Additionally, I think it’s critical that women have the ability to discuss their goals and achievements. It’s imperative that we learn to feel at ease discussing our goals and accomplishments. Many women need to learn to feel more at ease discussing themselves in that manner. We really must learn to feel more at ease disclosing it to others so that they are aware of our accomplishments and future professional goals. We cannot rely on others to speak for us.

Townend, JC

Manager of the Country

United Kingdom

“My sister served as my initial role model. She was 14 years older and a trailblazer in many ways. She paved the road for women in a manner that few others had done before. Her school guidance counselor quickly offered, “Home Economics?,” when she informed him she wanted to pursue a degree in economics.She persevered, earning a PhD in economics and rising to the position of senior executive at the Federal Reserve Bank in the United States. When I completed my economics degree more than ten years later, it was accepted as the standard.

“The most significant takeaway is the significance of self-belief. I was fortunate to be able to disregard gender norms and focus only on my profession. I didn’t really realize that I was often the only woman in the room when I first began working in the energy business. It dawns on me now that I was fortunate to be surrounded by guys who did not consider gender. Their primary concern was obtaining the desired outcome and they were very analytical. Meritocracy was dominant there.

Similarly, when I was five months pregnant, I received my first significant promotion to vice president and group lead. Even though my manager was aware that I would be on maternity leave, he still thought I was the best candidate for the position. He was quite fair-minded and analytical, and his trust in me paid off well for the business. I now see that he was a really unique individual.

Jain Deepali

Managing Director

Singapore

“My first boss, Geetha Rajagopal, showed me the value of living in the present. I discovered that when presented with a chance, the how you use it matters. Your life is within your power. Whether you define success as being a wife, mother, or CEO of a business, it is your choice. Who you become is entirely up to you.

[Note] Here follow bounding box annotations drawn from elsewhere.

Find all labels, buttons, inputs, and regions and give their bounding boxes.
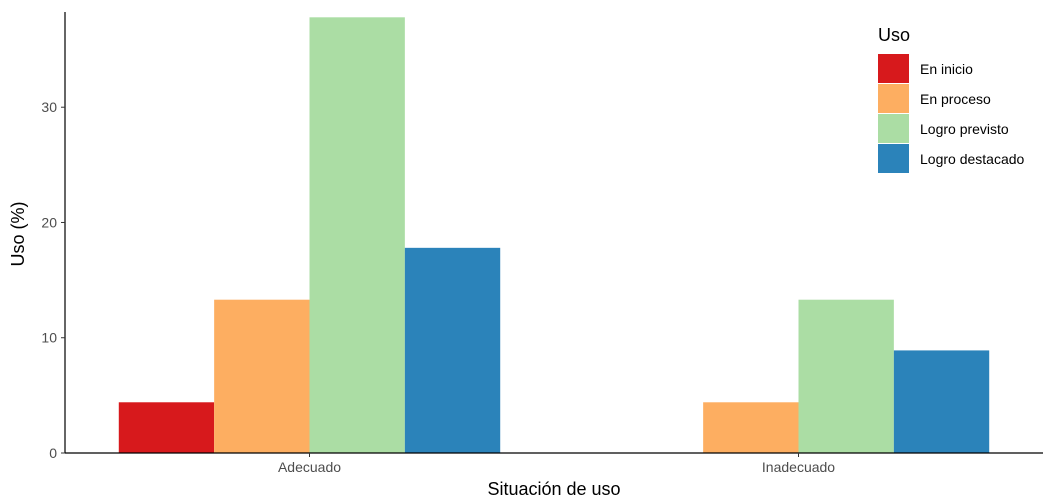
bar-en-inicio-adecuado bbox=[118, 402, 215, 453]
legend-label: Logro previsto bbox=[920, 121, 1009, 137]
y-tick-label: 20 bbox=[41, 214, 57, 230]
legend-key-en-proceso bbox=[878, 84, 909, 113]
bar-logro-previsto-adecuado bbox=[309, 17, 405, 453]
y-axis-title: Uso (%) bbox=[8, 201, 28, 266]
legend-label: En proceso bbox=[920, 91, 991, 107]
bar-en-proceso-adecuado bbox=[214, 299, 310, 453]
y-tick-label: 10 bbox=[41, 330, 57, 346]
legend-key-logro-previsto bbox=[878, 114, 909, 143]
legend: Uso En inicio En proceso Logro previsto Log… bbox=[878, 25, 1025, 173]
legend-key-en-inicio bbox=[878, 54, 909, 83]
bar-en-proceso-inadecuado bbox=[703, 402, 799, 453]
y-tick-label: 30 bbox=[41, 99, 57, 115]
bar-logro-previsto-inadecuado bbox=[798, 299, 894, 453]
x-tick-label: Inadecuado bbox=[762, 459, 835, 475]
y-ticks: 0 10 20 30 bbox=[41, 99, 65, 461]
y-tick-label: 0 bbox=[49, 445, 57, 461]
x-axis-title: Situación de uso bbox=[487, 479, 620, 499]
bars-group bbox=[118, 17, 990, 453]
x-ticks: Adecuado Inadecuado bbox=[278, 453, 835, 475]
legend-label: En inicio bbox=[920, 61, 973, 77]
x-tick-label: Adecuado bbox=[278, 459, 341, 475]
legend-title: Uso bbox=[878, 25, 910, 45]
bar-logro-destacado-inadecuado bbox=[893, 350, 990, 453]
legend-label: Logro destacado bbox=[920, 151, 1025, 167]
legend-key-logro-destacado bbox=[878, 144, 909, 173]
bar-logro-destacado-adecuado bbox=[404, 247, 501, 453]
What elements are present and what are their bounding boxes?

“Nicky Wakefield, my most recent boss and mentor, is another role model. She instilled in me the belief that individuals should be allowed to make decisions that are in line with their own aspirations and core beliefs, and that these decisions should be respected. Rather than imposing our opinions on them, we need to provide them chances to be supported in their decisions.

“Aspire to be exceptional. No matter how difficult the path ahead may seem, have faith in yourself and go with conviction. Never undervalue your capacity for accomplishment!”

María Turolla

Manager of Talent Development, Diversity & Inclusion

Brazil

Luckily, I had a number of significant role models in both my personal and work lives. My mother, grandparents, and aunts instilled in me the value of hard work and treating everyone equally and with respect. My professors encouraged me to love reading and learning, and they demonstrated to me—even in those early days—that a woman could be self-sufficient and content on her own and that employment could be a significant catalyst for personal growth. I was inspired to go beyond my boundaries and anxieties by both male and female leaders. Of course, I had many friends who supported me through thick and thin and showed me the value of sisterhood. At last, I have a life partner who constantly forces me to think about and work on improving myself.

“I had to grow up in order to really comprehend what lifelong learning entails. It may be quite perplexing and annoying when we are confronted with the need to change. However, every time we make a change, we take a little step closer to a better world. As a leader, I’ve also discovered how important bravery and empathy are.

Learning how to “be you” has occupied a significant portion of my life. To become the greatest version of yourself, you must devote time and effort to discovering who you are and acting accordingly. You can then give the world your best.